How would I go about determining its "normalized" position in an equivalent, non-deformed rectangle?
Here is an example with a grid which makes it easy to see "with the eyes".
I am trying to write an algorithm to calibrate a touch-screen which is projected on a possibly non-flat surface and I need to know what a point corresponds to on a rectangle.
Math is not exactly my strong, so I would love an analytical, ready-to-code solution to this math problem!
Well, that was hard, but I figured it out!
The answer by @Andrei was correct, but it only works for an affine transform, which consists of just scaling, translating, shearing and rotating.
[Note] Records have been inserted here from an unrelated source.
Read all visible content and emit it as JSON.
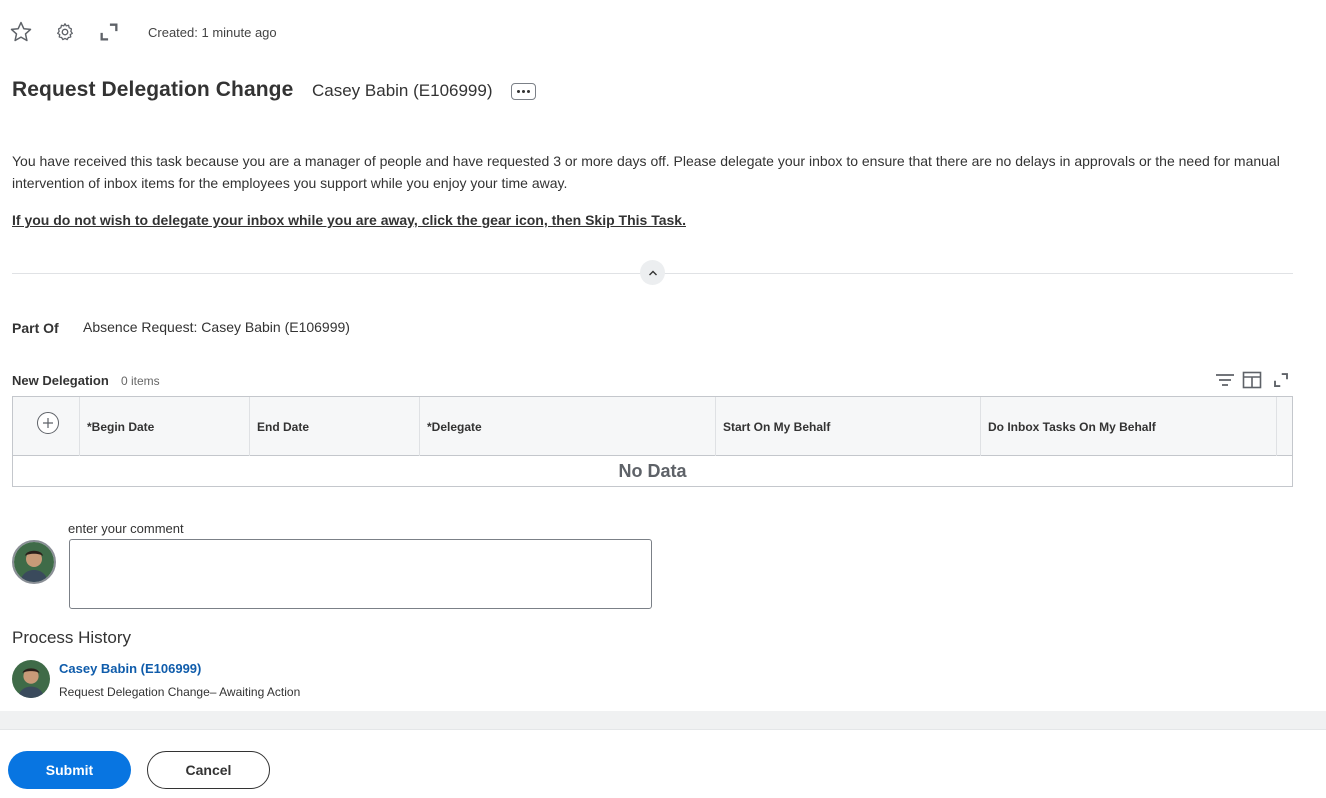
{
  "toolbar": {
    "icons": [
      "star-icon",
      "gear-icon",
      "expand-icon"
    ],
    "created_text": "Created: 1 minute ago"
  },
  "header": {
    "title": "Request Delegation Change",
    "worker": "Casey Babin (E106999)",
    "related_actions_icon": "more-horizontal-icon"
  },
  "instructions": {
    "text": "You have received this task because you are a manager of people and have requested 3 or more days off. Please delegate your inbox to ensure that there are no delays in approvals or the need for manual intervention of inbox items for the employees you support while you enjoy your time away.",
    "skip_note": "If you do not wish to delegate your inbox while you are away, click the gear icon, then Skip This Task."
  },
  "part_of": {
    "label": "Part Of",
    "value": "Absence Request: Casey Babin (E106999)"
  },
  "delegation_grid": {
    "title": "New Delegation",
    "count": "0 items",
    "tools": [
      "filter-icon",
      "columns-icon",
      "fullscreen-icon"
    ],
    "columns": [
      "*Begin Date",
      "End Date",
      "*Delegate",
      "Start On My Behalf",
      "Do Inbox Tasks On My Behalf"
    ],
    "empty_text": "No Data"
  },
  "comment": {
    "label": "enter your comment",
    "value": ""
  },
  "process_history": {
    "title": "Process History",
    "entries": [
      {
        "name": "Casey Babin (E106999)",
        "status": "Request Delegation Change– Awaiting Action"
      }
    ]
  },
  "footer": {
    "submit_label": "Submit",
    "cancel_label": "Cancel"
  },
  "colors": {
    "primary": "#0875e1",
    "link": "#0f5cab",
    "text": "#333333"
  }
}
An affine transform means parallel lines remain parallel. This was not my case as you can see the quadrilateral is more akin to a perspective transform.
The key was that in the case of a non-affine transform, also known as a perspective transform, the transformation matrix $T$ is more complex. The terms $g$ and $h$ are non-zero. Also, the $x$ and $y$ coordinates of the resulting transformation needs to be divided by $z$:
$$p_r'=\begin{pmatrix}x_r\\y_r\\1\end{pmatrix}T=\begin{pmatrix}x'\\y'\\z'\end{pmatrix}$$ $$p_r=\begin{pmatrix}x\\y\\1\end{pmatrix}=\begin{pmatrix}x' \over z'\\y' \over z'\\1\end{pmatrix}$$
Where $p_r$ is the resulting point position after being transformed by the matrix (forward transform).
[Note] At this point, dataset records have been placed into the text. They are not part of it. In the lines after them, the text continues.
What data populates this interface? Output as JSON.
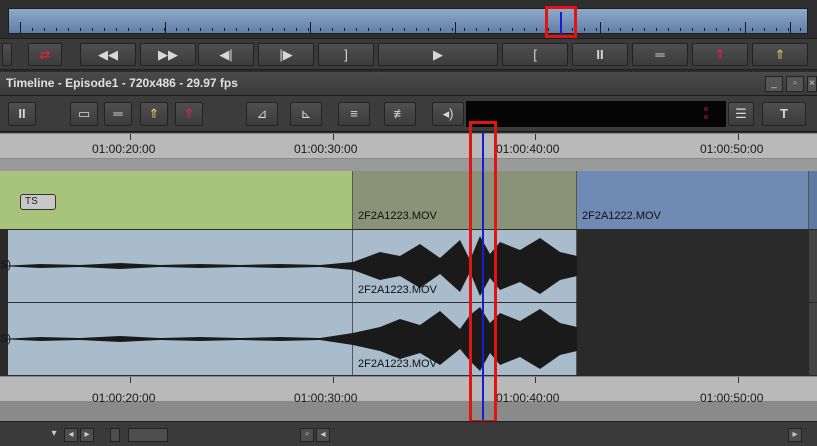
{
  "window": {
    "title": "Timeline - Episode1 - 720x486 - 29.97 fps"
  },
  "source_toolbar": {
    "buttons": [
      {
        "name": "mark-clip-button",
        "glyph": "⬚"
      },
      {
        "name": "splice-button",
        "glyph": "⇄"
      },
      {
        "name": "rewind-button",
        "glyph": "◀◀"
      },
      {
        "name": "fast-forward-button",
        "glyph": "▶▶"
      },
      {
        "name": "step-back-button",
        "glyph": "◀|"
      },
      {
        "name": "step-forward-button",
        "glyph": "|▶"
      },
      {
        "name": "mark-out-button",
        "glyph": "]"
      },
      {
        "name": "play-button",
        "glyph": "▶"
      },
      {
        "name": "mark-in-button",
        "glyph": "["
      },
      {
        "name": "mark-clip-source-button",
        "glyph": "II"
      },
      {
        "name": "clear-marks-button",
        "glyph": "═"
      },
      {
        "name": "extract-button",
        "glyph": "⇑"
      },
      {
        "name": "lift-button",
        "glyph": "⇑"
      }
    ]
  },
  "timeline_toolbar": {
    "buttons": [
      {
        "name": "mark-clip-tl-button",
        "glyph": "II"
      },
      {
        "name": "clear-in-tl-button",
        "glyph": "▭"
      },
      {
        "name": "clear-marks-tl-button",
        "glyph": "═"
      },
      {
        "name": "lift-tl-button",
        "glyph": "⇑"
      },
      {
        "name": "extract-tl-button",
        "glyph": "⇑"
      },
      {
        "name": "segment-mode-button",
        "glyph": "⊿"
      },
      {
        "name": "trim-mode-button",
        "glyph": "⊾"
      },
      {
        "name": "overwrite-button",
        "glyph": "≡"
      },
      {
        "name": "splice-in-button",
        "glyph": "≢"
      },
      {
        "name": "audio-button",
        "glyph": "◂)"
      }
    ],
    "menu_glyph": "☰",
    "text_tool_glyph": "T"
  },
  "timecodes": [
    "01:00:20:00",
    "01:00:30:00",
    "01:00:40:00",
    "01:00:50:00"
  ],
  "tracks": {
    "video_badge": "TS",
    "clips": {
      "v_a": "2F2A1223.MOV",
      "v_b": "2F2A1222.MOV",
      "a1": "2F2A1223.MOV",
      "a2": "2F2A1223.MOV"
    },
    "audio_left_label": "S)"
  },
  "scrollbar": {
    "left_glyph": "◂",
    "right_glyph": "▸",
    "menu_glyph": "▾"
  },
  "colors": {
    "video_track": "#a8c47a",
    "clip_grey": "#8a9278",
    "clip_blue": "#6f8bb3",
    "audio_track": "#a9bccb",
    "playhead": "#1c1ccf",
    "highlight": "#e31313"
  }
}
Now, what we want is to find the inverse transformation. The formula is quite similar
$$p_b'=p_r T^{-1}=\begin{pmatrix}x'\\y'\\z'\end{pmatrix}$$ $$p_b=\begin{pmatrix}x\\y\\1\end{pmatrix}=\begin{pmatrix}x' \over z'\\y' \over z'\\1\end{pmatrix}$$
Now the hard part is finding the coefficients for the transform matrix, since it has no zero element.
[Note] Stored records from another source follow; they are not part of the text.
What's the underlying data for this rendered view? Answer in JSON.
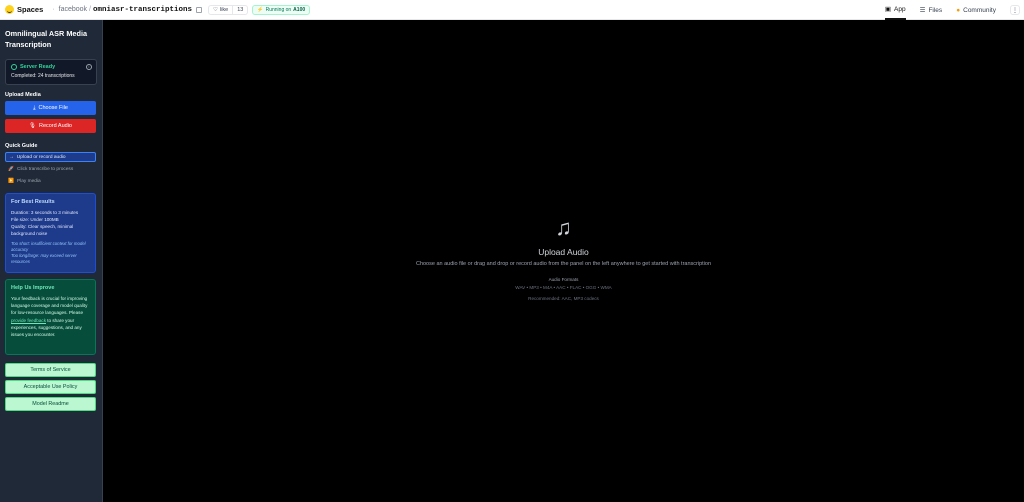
{
  "topbar": {
    "brand": "Spaces",
    "org": "facebook",
    "repo": "omniasr-transcriptions",
    "like_label": "like",
    "like_count": "13",
    "status_prefix": "Running on",
    "status_hw": "A100",
    "tabs": [
      {
        "label": "App",
        "icon": "app-icon",
        "active": true
      },
      {
        "label": "Files",
        "icon": "files-icon",
        "active": false
      },
      {
        "label": "Community",
        "icon": "community-icon",
        "active": false
      }
    ],
    "more": "⋮"
  },
  "sidebar": {
    "title": "Omnilingual ASR Media Transcription",
    "status": {
      "label": "Server Ready",
      "sub": "Completed: 24 transcriptions",
      "color": "#34d399"
    },
    "upload_section": "Upload Media",
    "choose_file": "Choose File",
    "record_audio": "Record Audio",
    "guide_section": "Quick Guide",
    "guide": [
      {
        "icon": "→",
        "label": "Upload or record audio",
        "active": true
      },
      {
        "icon": "🚀",
        "label": "Click transcribe to process",
        "active": false
      },
      {
        "icon": "▶️",
        "label": "Play media",
        "active": false
      }
    ],
    "best": {
      "title": "For Best Results",
      "lines": [
        "Duration: 3 seconds to 3 minutes",
        "File size: Under 100MB",
        "Quality: Clear speech, minimal background noise"
      ],
      "notes": [
        "Too short: insufficient context for model accuracy",
        "Too long/large: may exceed server resources"
      ]
    },
    "help": {
      "title": "Help Us Improve",
      "text_before": "Your feedback is crucial for improving language coverage and model quality for low-resource languages. Please",
      "link": "provide feedback",
      "text_after": "to share your experiences, suggestions, and any issues you encounter."
    },
    "links": [
      "Terms of Service",
      "Acceptable Use Policy",
      "Model Readme"
    ]
  },
  "main": {
    "icon": "music-note-icon",
    "title": "Upload Audio",
    "description": "Choose an audio file or drag and drop or record audio from the panel on the left anywhere to get started with transcription",
    "formats_label": "Audio Formats",
    "formats": "WAV • MP3 • M4A • AAC • FLAC • OGG • WMA",
    "recommended": "Recommended: AAC, MP3 codecs"
  }
}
$$T=\begin{pmatrix}a_{11}& a_{12}& a_{13}\\a_{21}& a_{22}& a_{23}\\a_{31}& a_{32}& a_{33}\end{pmatrix}$$
Thanks to the paper linked below, I was able to find these coefficients rather easily (watch out, the interesting part has a few typos!): https://www.ldv.ei.tum.de/fileadmin/w00bfa/www/content_uploads/Vorlesung_3.2_SpatialTransformations.pdf
Considering $$P_1=\begin{pmatrix} x_1 \\y_1 \\0 \end{pmatrix}$$ $$P_2=\begin{pmatrix} x_2 \\y_2 \\0 \end{pmatrix}$$ $$P_3=\begin{pmatrix} x_3 \\y_3 \\0 \end{pmatrix}$$ $$P_4=\begin{pmatrix} x_4 \\y_4 \\0 \end{pmatrix}$$
are the 4 points of the quadrilateral in clockwise order (in the case of a "computer graphics" referential; in the case of a "mathematical" referential, the order would be anti-clockwise)
$$\Delta x_1=x_1 - x_2, \Delta x_2=x_3 - x_2, \Delta x_3=x_0 - x_1 + x_2 - x_3$$ $$\Delta y_1=y_1 - y_2, \Delta y_2=y_3 - y_2, \Delta y_3=y_0 - y_1 + y_2 - y_3$$
$$a_{13}={\begin{vmatrix} \Delta x_3& \Delta x_2\\ \Delta y_3& \Delta y_2 \end{vmatrix} \over \begin{vmatrix} \Delta x_1& \Delta x_2\\ \Delta y_1& \Delta y_2 \end{vmatrix}}$$
$$a_{23}={\begin{vmatrix} \Delta x_1& \Delta x_3\\ \Delta y_1& \Delta y_3 \end{vmatrix} \over \begin{vmatrix} \Delta x_1& \Delta x_2\\ \Delta y_1& \Delta y_2 \end{vmatrix}}$$
$$a_{11}=x_1-x_0+a_{13}x_1$$ $$a_{12}=y_1-y_0+a_{13}y_1$$ $$a_{21}=x_3-x_0+a_{23}x_3$$ $$a_{22}=y_3-y_0+a_{23}y_3$$ $$a_{31}=y_0$$ $$a_{32}=y_0$$ $$a_{33}=1$$
Then, it was just a matter of inversing this matrix and doing the operation I described above.
Here is a jsfiddle showing the process in action:
https://jsfiddle.net/floriansegginger/jm57pbzg/40/